On May 23, the Orioles traded Matusz and the 76th pick in the 2016 Major League Baseball draft to the Atlanta Braves for minor league pitchers Brandon Barker and Trevor Belicek. The Braves designated Matusz for assignment on June 1, shortly after trading for him.

===Chicago Cubs===
On June 15, 2016, the Chicago Cubs signed Matusz to a minor league contract. After being employed solely as a reliever since 2012, the Cubs assigned him to be a starter in the minors. On July 30, the Cubs called him up to start against the Seattle Mariners on July 31. However, after a poor outing in the game, the Cubs designated him for assignment the next day. He cleared waivers later and was outrighted to the Triple-A Iowa Cubs. Despite only appearing in one game for the Cubs during their 2016 World Series season, he was given a World Series ring. In his final MLB season, he allowed 14 runs in 9 innings in 8 games combined with the Orioles and Cubs. Matusz elected free agency following the season on November 7.
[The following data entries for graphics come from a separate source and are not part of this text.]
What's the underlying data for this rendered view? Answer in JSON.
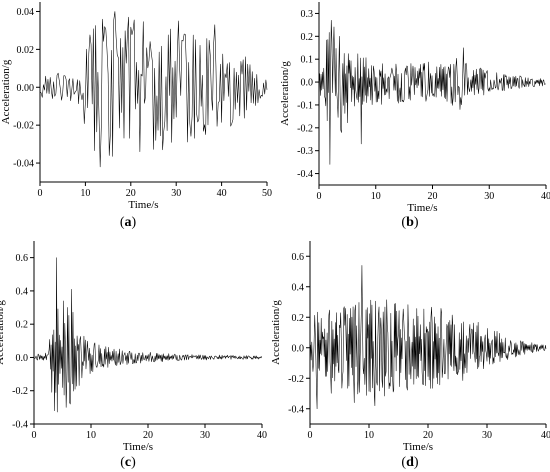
{
  "chart_data": [
    {
      "type": "line",
      "panel_label": "(a)",
      "panel_letter": "a",
      "xlabel": "Time/s",
      "ylabel": "Acceleration/g",
      "xlim": [
        0,
        50
      ],
      "ylim": [
        -0.05,
        0.045
      ],
      "xticks": [
        0,
        10,
        20,
        30,
        40,
        50
      ],
      "yticks": [
        -0.04,
        -0.02,
        0.0,
        0.02,
        0.04
      ],
      "ytick_labels": [
        "-0.04",
        "-0.02",
        "0.00",
        "0.02",
        "0.04"
      ],
      "duration": 50,
      "sample_step": 0.25,
      "envelope": [
        [
          0,
          0.007
        ],
        [
          6,
          0.008
        ],
        [
          9,
          0.012
        ],
        [
          11,
          0.032
        ],
        [
          14,
          0.04
        ],
        [
          18,
          0.038
        ],
        [
          24,
          0.034
        ],
        [
          30,
          0.03
        ],
        [
          36,
          0.028
        ],
        [
          42,
          0.024
        ],
        [
          46,
          0.015
        ],
        [
          49,
          0.008
        ],
        [
          50,
          0.003
        ]
      ],
      "peaks": [
        [
          13.3,
          -0.042
        ],
        [
          16.4,
          0.04
        ],
        [
          15.2,
          -0.036
        ],
        [
          22,
          -0.034
        ],
        [
          19.5,
          0.037
        ],
        [
          30.5,
          0.035
        ],
        [
          27,
          -0.033
        ],
        [
          38.5,
          0.033
        ]
      ],
      "seed": 11
    },
    {
      "type": "line",
      "panel_label": "(b)",
      "panel_letter": "b",
      "xlabel": "Time/s",
      "ylabel": "Acceleration/g",
      "xlim": [
        0,
        40
      ],
      "ylim": [
        -0.45,
        0.35
      ],
      "xticks": [
        0,
        10,
        20,
        30,
        40
      ],
      "yticks": [
        -0.4,
        -0.3,
        -0.2,
        -0.1,
        0.0,
        0.1,
        0.2,
        0.3
      ],
      "ytick_labels": [
        "-0.4",
        "-0.3",
        "-0.2",
        "-0.1",
        "0.0",
        "0.1",
        "0.2",
        "0.3"
      ],
      "duration": 40,
      "sample_step": 0.12,
      "envelope": [
        [
          0,
          0.04
        ],
        [
          1,
          0.2
        ],
        [
          2,
          0.26
        ],
        [
          4,
          0.22
        ],
        [
          6,
          0.14
        ],
        [
          10,
          0.1
        ],
        [
          16,
          0.09
        ],
        [
          22,
          0.1
        ],
        [
          25,
          0.12
        ],
        [
          27,
          0.07
        ],
        [
          32,
          0.04
        ],
        [
          37,
          0.025
        ],
        [
          40,
          0.015
        ]
      ],
      "peaks": [
        [
          1.9,
          -0.36
        ],
        [
          2.2,
          0.27
        ],
        [
          3.6,
          0.2
        ],
        [
          7.5,
          -0.27
        ],
        [
          25.5,
          0.15
        ],
        [
          24.8,
          -0.12
        ]
      ],
      "seed": 23
    },
    {
      "type": "line",
      "panel_label": "(c)",
      "panel_letter": "c",
      "xlabel": "Time/s",
      "ylabel": "Acceleration/g",
      "xlim": [
        0,
        40
      ],
      "ylim": [
        -0.4,
        0.7
      ],
      "xticks": [
        0,
        10,
        20,
        30,
        40
      ],
      "yticks": [
        -0.4,
        -0.2,
        0.0,
        0.2,
        0.4,
        0.6
      ],
      "ytick_labels": [
        "-0.4",
        "-0.2",
        "0.0",
        "0.2",
        "0.4",
        "0.6"
      ],
      "duration": 40,
      "sample_step": 0.12,
      "envelope": [
        [
          0,
          0.02
        ],
        [
          2.5,
          0.04
        ],
        [
          3.5,
          0.4
        ],
        [
          5,
          0.35
        ],
        [
          7,
          0.28
        ],
        [
          9,
          0.12
        ],
        [
          12,
          0.07
        ],
        [
          17,
          0.04
        ],
        [
          25,
          0.02
        ],
        [
          40,
          0.01
        ]
      ],
      "peaks": [
        [
          4,
          0.6
        ],
        [
          3.6,
          -0.32
        ],
        [
          6.6,
          0.41
        ],
        [
          5.6,
          -0.3
        ],
        [
          5.2,
          0.34
        ]
      ],
      "seed": 37
    },
    {
      "type": "line",
      "panel_label": "(d)",
      "panel_letter": "d",
      "xlabel": "Time/s",
      "ylabel": "Acceleration/g",
      "xlim": [
        0,
        40
      ],
      "ylim": [
        -0.5,
        0.7
      ],
      "xticks": [
        0,
        10,
        20,
        30,
        40
      ],
      "yticks": [
        -0.4,
        -0.2,
        0.0,
        0.2,
        0.4,
        0.6
      ],
      "ytick_labels": [
        "-0.4",
        "-0.2",
        "0.0",
        "0.2",
        "0.4",
        "0.6"
      ],
      "duration": 40,
      "sample_step": 0.1,
      "envelope": [
        [
          0,
          0.06
        ],
        [
          1,
          0.3
        ],
        [
          5,
          0.3
        ],
        [
          12,
          0.32
        ],
        [
          20,
          0.28
        ],
        [
          26,
          0.22
        ],
        [
          30,
          0.14
        ],
        [
          34,
          0.07
        ],
        [
          38,
          0.03
        ],
        [
          40,
          0.02
        ]
      ],
      "peaks": [
        [
          8.8,
          0.54
        ],
        [
          1.2,
          -0.4
        ],
        [
          7.5,
          -0.36
        ],
        [
          11,
          -0.38
        ]
      ],
      "seed": 53
    }
  ]
}
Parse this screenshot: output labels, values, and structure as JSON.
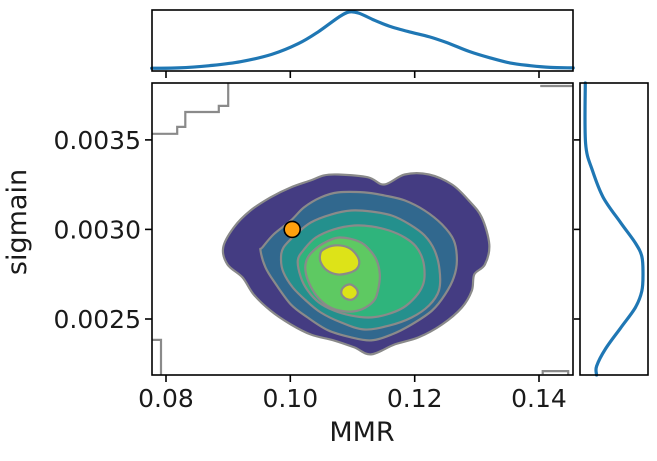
{
  "chart_data": {
    "type": "kde-joint",
    "xlabel": "MMR",
    "ylabel": "sigmain",
    "xlim": [
      0.07775,
      0.14547
    ],
    "ylim": [
      0.002187,
      0.003818
    ],
    "x_ticks": [
      0.08,
      0.1,
      0.12,
      0.14
    ],
    "x_tick_labels": [
      "0.08",
      "0.10",
      "0.12",
      "0.14"
    ],
    "y_ticks": [
      0.0025,
      0.003,
      0.0035
    ],
    "y_tick_labels": [
      "0.0025",
      "0.0030",
      "0.0035"
    ],
    "grid": false,
    "legend": false,
    "colors": {
      "kde_line": "#1f77b4",
      "contour_line": "#8a8a8a",
      "levels": [
        "#443c82",
        "#31688e",
        "#24908d",
        "#2fb47c",
        "#5ec962",
        "#dde318"
      ],
      "point_fill": "#ffa10e",
      "point_edge": "#000000",
      "spine": "#000000"
    },
    "scatter_point": {
      "x": 0.1003,
      "y": 0.003
    },
    "contour_levels": [
      {
        "level": 1,
        "color_index": 0,
        "points": [
          [
            0.1077,
            0.003307
          ],
          [
            0.1125,
            0.003291
          ],
          [
            0.1151,
            0.003251
          ],
          [
            0.1184,
            0.003307
          ],
          [
            0.1223,
            0.003307
          ],
          [
            0.126,
            0.003251
          ],
          [
            0.1287,
            0.003162
          ],
          [
            0.1308,
            0.003067
          ],
          [
            0.132,
            0.002916
          ],
          [
            0.1313,
            0.002804
          ],
          [
            0.1296,
            0.002749
          ],
          [
            0.1292,
            0.002659
          ],
          [
            0.1276,
            0.002564
          ],
          [
            0.1244,
            0.002469
          ],
          [
            0.1206,
            0.002397
          ],
          [
            0.1168,
            0.002358
          ],
          [
            0.113,
            0.002302
          ],
          [
            0.1103,
            0.002341
          ],
          [
            0.107,
            0.00238
          ],
          [
            0.1033,
            0.002413
          ],
          [
            0.1001,
            0.002469
          ],
          [
            0.0968,
            0.002547
          ],
          [
            0.0941,
            0.002637
          ],
          [
            0.0923,
            0.002732
          ],
          [
            0.0899,
            0.002804
          ],
          [
            0.0892,
            0.002899
          ],
          [
            0.0909,
            0.003011
          ],
          [
            0.0936,
            0.003106
          ],
          [
            0.0968,
            0.003179
          ],
          [
            0.1001,
            0.003235
          ],
          [
            0.1033,
            0.003274
          ],
          [
            0.1054,
            0.003302
          ]
        ]
      },
      {
        "level": 2,
        "color_index": 1,
        "points": [
          [
            0.1077,
            0.003207
          ],
          [
            0.1049,
            0.003179
          ],
          [
            0.1022,
            0.003123
          ],
          [
            0.1001,
            0.00305
          ],
          [
            0.0973,
            0.002972
          ],
          [
            0.0955,
            0.002899
          ],
          [
            0.0952,
            0.002883
          ],
          [
            0.096,
            0.002788
          ],
          [
            0.0977,
            0.002693
          ],
          [
            0.1001,
            0.002581
          ],
          [
            0.1028,
            0.002508
          ],
          [
            0.1061,
            0.002436
          ],
          [
            0.1098,
            0.002397
          ],
          [
            0.113,
            0.00238
          ],
          [
            0.1163,
            0.002413
          ],
          [
            0.1195,
            0.002469
          ],
          [
            0.1228,
            0.002547
          ],
          [
            0.1249,
            0.002637
          ],
          [
            0.1263,
            0.002732
          ],
          [
            0.1268,
            0.002827
          ],
          [
            0.1263,
            0.002939
          ],
          [
            0.1244,
            0.003028
          ],
          [
            0.1216,
            0.003106
          ],
          [
            0.1184,
            0.003162
          ],
          [
            0.1151,
            0.00319
          ],
          [
            0.1119,
            0.003207
          ]
        ]
      },
      {
        "level": 3,
        "color_index": 2,
        "points": [
          [
            0.1098,
            0.003106
          ],
          [
            0.1066,
            0.003084
          ],
          [
            0.1033,
            0.003039
          ],
          [
            0.1009,
            0.002972
          ],
          [
            0.0989,
            0.002899
          ],
          [
            0.0985,
            0.002832
          ],
          [
            0.0989,
            0.00276
          ],
          [
            0.1004,
            0.002676
          ],
          [
            0.1025,
            0.002603
          ],
          [
            0.1049,
            0.002536
          ],
          [
            0.1082,
            0.00248
          ],
          [
            0.1119,
            0.002441
          ],
          [
            0.1159,
            0.002463
          ],
          [
            0.1195,
            0.002508
          ],
          [
            0.1223,
            0.002575
          ],
          [
            0.1239,
            0.002659
          ],
          [
            0.124,
            0.002776
          ],
          [
            0.1232,
            0.002883
          ],
          [
            0.1216,
            0.002966
          ],
          [
            0.1192,
            0.003028
          ],
          [
            0.1163,
            0.003078
          ],
          [
            0.113,
            0.0031
          ]
        ]
      },
      {
        "level": 4,
        "color_index": 3,
        "points": [
          [
            0.1103,
            0.003022
          ],
          [
            0.107,
            0.003
          ],
          [
            0.1041,
            0.002955
          ],
          [
            0.1022,
            0.002888
          ],
          [
            0.1012,
            0.002827
          ],
          [
            0.1017,
            0.002732
          ],
          [
            0.1028,
            0.002659
          ],
          [
            0.1046,
            0.002592
          ],
          [
            0.107,
            0.002547
          ],
          [
            0.1098,
            0.002519
          ],
          [
            0.1126,
            0.002508
          ],
          [
            0.1155,
            0.002525
          ],
          [
            0.1182,
            0.002564
          ],
          [
            0.1202,
            0.002626
          ],
          [
            0.1213,
            0.002687
          ],
          [
            0.1216,
            0.002749
          ],
          [
            0.1213,
            0.002832
          ],
          [
            0.1202,
            0.002905
          ],
          [
            0.1184,
            0.002955
          ],
          [
            0.1159,
            0.002994
          ],
          [
            0.113,
            0.003017
          ]
        ]
      },
      {
        "level": 5,
        "color_index": 4,
        "points": [
          [
            0.1079,
            0.002955
          ],
          [
            0.1053,
            0.002922
          ],
          [
            0.1033,
            0.002866
          ],
          [
            0.1025,
            0.002816
          ],
          [
            0.1025,
            0.002754
          ],
          [
            0.1032,
            0.002687
          ],
          [
            0.1043,
            0.002626
          ],
          [
            0.1059,
            0.002575
          ],
          [
            0.1079,
            0.002547
          ],
          [
            0.1102,
            0.002542
          ],
          [
            0.1121,
            0.002564
          ],
          [
            0.1136,
            0.002609
          ],
          [
            0.1142,
            0.002676
          ],
          [
            0.1144,
            0.002749
          ],
          [
            0.1139,
            0.002827
          ],
          [
            0.1127,
            0.002888
          ],
          [
            0.111,
            0.002933
          ]
        ]
      },
      {
        "level": 6,
        "color_index": 5,
        "points": [
          [
            0.1053,
            0.002888
          ],
          [
            0.1072,
            0.002911
          ],
          [
            0.1093,
            0.002899
          ],
          [
            0.1106,
            0.00286
          ],
          [
            0.1111,
            0.002816
          ],
          [
            0.1106,
            0.002777
          ],
          [
            0.1091,
            0.002754
          ],
          [
            0.1075,
            0.002749
          ],
          [
            0.1059,
            0.002771
          ],
          [
            0.1049,
            0.002816
          ],
          [
            0.1048,
            0.00286
          ]
        ]
      },
      {
        "level": 6,
        "color_index": 5,
        "points": [
          [
            0.1085,
            0.002676
          ],
          [
            0.1096,
            0.002693
          ],
          [
            0.1106,
            0.00267
          ],
          [
            0.1108,
            0.002637
          ],
          [
            0.11,
            0.002609
          ],
          [
            0.1089,
            0.002614
          ],
          [
            0.1082,
            0.002642
          ]
        ]
      }
    ],
    "clip_fragments": [
      [
        [
          0.09,
          0.003818
        ],
        [
          0.09,
          0.00369
        ],
        [
          0.0885,
          0.00369
        ],
        [
          0.0885,
          0.003656
        ],
        [
          0.0831,
          0.003656
        ],
        [
          0.0831,
          0.003573
        ],
        [
          0.0818,
          0.003573
        ],
        [
          0.0818,
          0.003534
        ],
        [
          0.0777,
          0.003534
        ]
      ],
      [
        [
          0.0777,
          0.002383
        ],
        [
          0.0792,
          0.002383
        ],
        [
          0.0792,
          0.002187
        ]
      ],
      [
        [
          0.1406,
          0.002192
        ],
        [
          0.1406,
          0.002209
        ],
        [
          0.1447,
          0.002209
        ],
        [
          0.1447,
          0.002187
        ]
      ],
      [
        [
          0.1402,
          0.003801
        ],
        [
          0.1455,
          0.003801
        ]
      ]
    ],
    "marginal_top": {
      "axis": "x",
      "points": [
        [
          0.0777,
          0.005
        ],
        [
          0.082,
          0.01
        ],
        [
          0.087,
          0.05
        ],
        [
          0.092,
          0.12
        ],
        [
          0.097,
          0.25
        ],
        [
          0.1013,
          0.44
        ],
        [
          0.1045,
          0.65
        ],
        [
          0.1078,
          0.91
        ],
        [
          0.1094,
          1.0
        ],
        [
          0.111,
          0.98
        ],
        [
          0.1134,
          0.86
        ],
        [
          0.1159,
          0.75
        ],
        [
          0.1191,
          0.65
        ],
        [
          0.1224,
          0.56
        ],
        [
          0.1256,
          0.44
        ],
        [
          0.1288,
          0.3
        ],
        [
          0.1321,
          0.19
        ],
        [
          0.1353,
          0.1
        ],
        [
          0.1386,
          0.05
        ],
        [
          0.1418,
          0.02
        ],
        [
          0.1455,
          0.01
        ]
      ]
    },
    "marginal_right": {
      "axis": "y",
      "points": [
        [
          0.003818,
          0.03
        ],
        [
          0.00348,
          0.035
        ],
        [
          0.00333,
          0.15
        ],
        [
          0.00318,
          0.33
        ],
        [
          0.00304,
          0.62
        ],
        [
          0.002925,
          0.87
        ],
        [
          0.00285,
          0.98
        ],
        [
          0.002753,
          1.0
        ],
        [
          0.002655,
          0.98
        ],
        [
          0.002563,
          0.87
        ],
        [
          0.002448,
          0.62
        ],
        [
          0.002333,
          0.37
        ],
        [
          0.002236,
          0.22
        ],
        [
          0.002187,
          0.22
        ]
      ]
    }
  }
}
===Arizona Diamondbacks===
On February 13, 2017, Matusz signed a minor league contract with the Arizona Diamondbacks. In 11 games for the Triple-A Reno Aces, he struggled; his ERA was 6.11 with 13 strikeouts across 17 2/3 innings pitched. On May 16, he was released by the Diamondbacks.

===Acereros de Monclova===
On July 23, 2019, Matusz signed with the Acereros de Monclova of the Mexican League. He made one start, allowing five hits and five earned runs with three walks and two strikeouts in three innings of work.

===Long Island Ducks===
On August 2, 2019, Matusz signed with the Long Island Ducks of the Atlantic League of Professional Baseball. In 46 2/3 innings across nine starts, he went 2–3 with a 4.05 ERA and 45 strikeouts.

==Personal life and death==
Matusz's brother, Chris, played college baseball at Iowa Wesleyan University in Mount Pleasant, Iowa. Matusz died in Phoenix on January 6, 2025, at the age of 37, due to an apparent drug overdose. In May 2025, an autopsy report was released and it confirmed that Matusz died from an accidental fentanyl overdose.